Rooting Yourself in the Garden

I was looking at the back of my seeds packet the other day, and it looks as though I can start my garden. Each year I come up with a different technique to try and make sure all of my seedlings yield as much produce as possible. As many of us do, I start them in an individual pod, and then I have them make friends with one another once they start to blossom. Just like in life, the other plants help each other grow and blossom into something bigger and better. It is all about nurturing in nature.

Start Small

We all have to begin somewhere, and that includes your plants. When carefully watered, and given plenty of sunlight, your seeds start to sprout a stem with little leaves. At that moment, you know all of your hard work during the first couple of weeks have paid off. You want them to grow a little bit more so they are sturdy for their new environment. And sometimes your plant may need a little push for the next stage in their life – those roots really know how to grasp onto their surroundings.

Blossoming Phase

Growing is a part of life. At a certain age we begin to blossom, and it’s the same with our plants. If you put them in their correct nurturing environment, you will begin to see them grow big and strong. Growing certain plants together, like your tomato and basil, increase their crops. Basil is an herb that repels insects and helps the tomatoes to grow. You should also have lavender growing near your plants as it helps to keep the mosquitos away and from nibbling on your plants. Creating that perfect environment for your crops will help them thrive in their environment.

Harvest Season

And then the time comes when all of the plants, and other crops, burst at once! It is a great, but overwhelming feeling on what to do with them all. You bring them to work to share with your colleagues, you give them to friends and neighbors, and of course you have them throughout your day. And you always say to yourself, “I’m cutting back next year on….”, but you never do!
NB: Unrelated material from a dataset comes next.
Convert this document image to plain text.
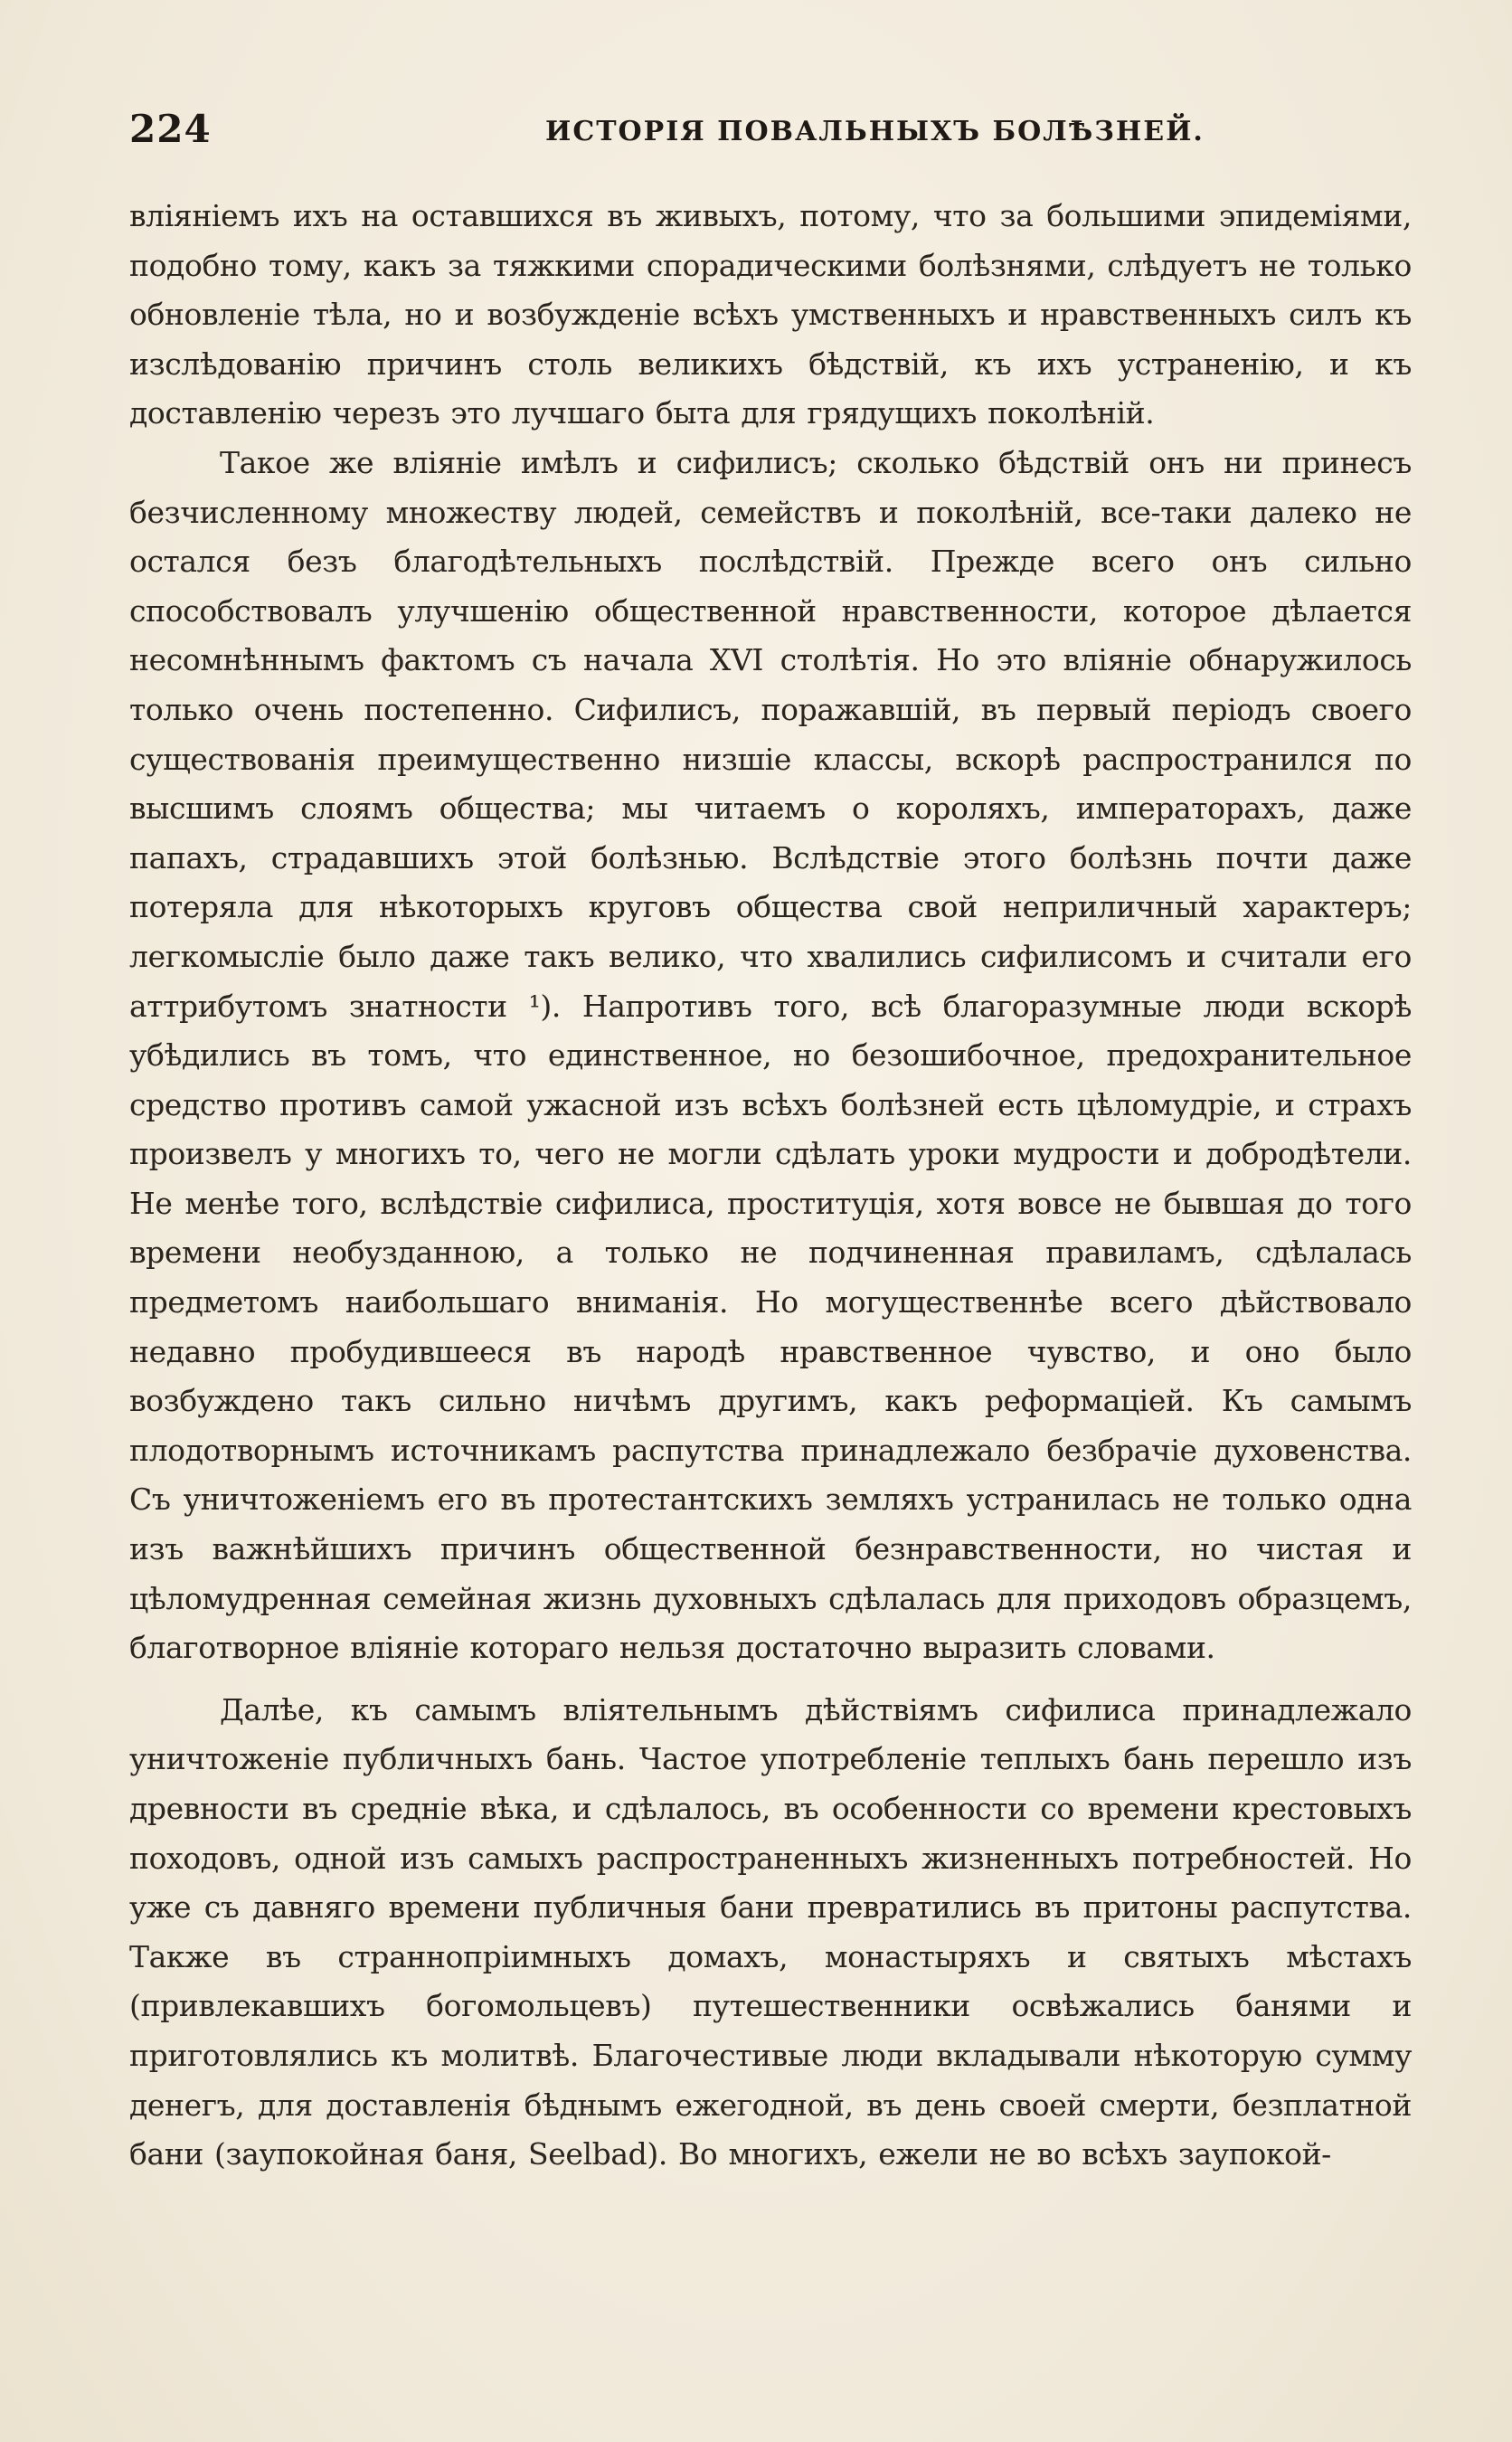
224	ИСТОРІЯ ПОВАЛЬНЫХЪ БОЛѢЗНЕЙ.

вліяніемъ ихъ на оставшихся въ живыхъ, потому, что за большими эпидеміями, подобно тому, какъ за тяжкими спорадическими болѣзнями, слѣдуетъ не только обновленіе тѣла, но и возбужденіе всѣхъ умственныхъ и нравственныхъ силъ къ изслѣдованію причинъ столь великихъ бѣдствій, къ ихъ устраненію, и къ доставленію черезъ это лучшаго быта для грядущихъ поколѣній.

Такое же вліяніе имѣлъ и сифилисъ; сколько бѣдствій онъ ни принесъ безчисленному множеству людей, семействъ и поколѣній, все-таки далеко не остался безъ благодѣтельныхъ послѣдствій. Прежде всего онъ сильно способствовалъ улучшенію общественной нравственности, которое дѣлается несомнѣннымъ фактомъ съ начала XVI столѣтія. Но это вліяніе обнаружилось только очень постепенно. Сифилисъ, поражавшій, въ первый періодъ своего существованія преимущественно низшіе классы, вскорѣ распространился по высшимъ слоямъ общества; мы читаемъ о короляхъ, императорахъ, даже папахъ, страдавшихъ этой болѣзнью. Вслѣдствіе этого болѣзнь почти даже потеряла для нѣкоторыхъ круговъ общества свой неприличный характеръ; легкомысліе было даже такъ велико, что хвалились сифилисомъ и считали его аттрибутомъ знатности ¹). Напротивъ того, всѣ благоразумные люди вскорѣ убѣдились въ томъ, что единственное, но безошибочное, предохранительное средство противъ самой ужасной изъ всѣхъ болѣзней есть цѣломудріе, и страхъ произвелъ у многихъ то, чего не могли сдѣлать уроки мудрости и добродѣтели. Не менѣе того, вслѣдствіе сифилиса, проституція, хотя вовсе не бывшая до того времени необузданною, а только не подчиненная правиламъ, сдѣлалась предметомъ наибольшаго вниманія. Но могущественнѣе всего дѣйствовало недавно пробудившееся въ народѣ нравственное чувство, и оно было возбуждено такъ сильно ничѣмъ другимъ, какъ реформаціей. Къ самымъ плодотворнымъ источникамъ распутства принадлежало безбрачіе духовенства. Съ уничтоженіемъ его въ протестантскихъ земляхъ устранилась не только одна изъ важнѣйшихъ причинъ общественной безнравственности, но чистая и цѣломудренная семейная жизнь духовныхъ сдѣлалась для приходовъ образцемъ, благотворное вліяніе котораго нельзя достаточно выразить словами.

Далѣе, къ самымъ вліятельнымъ дѣйствіямъ сифилиса принадлежало уничтоженіе публичныхъ бань. Частое употребленіе теплыхъ бань перешло изъ древности въ средніе вѣка, и сдѣлалось, въ особенности со времени крестовыхъ походовъ, одной изъ самыхъ распространенныхъ жизненныхъ потребностей. Но уже съ давняго времени публичныя бани превратились въ притоны распутства. Также въ страннопріимныхъ домахъ, монастыряхъ и святыхъ мѣстахъ (привлекавшихъ богомольцевъ) путешественники освѣжались банями и приготовлялись къ молитвѣ. Благочестивые люди вкладывали нѣкоторую сумму денегъ, для доставленія бѣднымъ ежегодной, въ день своей смерти, безплатной бани (заупокойная баня, Seelbad). Во многихъ, ежели не во всѣхъ заупокой-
The hard work you put into your garden each year is not always visible until the vines begin to shrivel up, and the leaves begin to turn brown. You can then dump your pots, pull out the plants, and be proud of the work that you accomplished.

Plants are part of the circle of life, and it’s important to root ourselves in the garden. Seeing the short plant cycle allows us to take in each moment and live our life to the fullest. We learn from mistakes, we learn from the past, and we look to the future for what is to come. And remember, sometimes we need to plant a few extra seeds because we do not know what will happen with them in the future.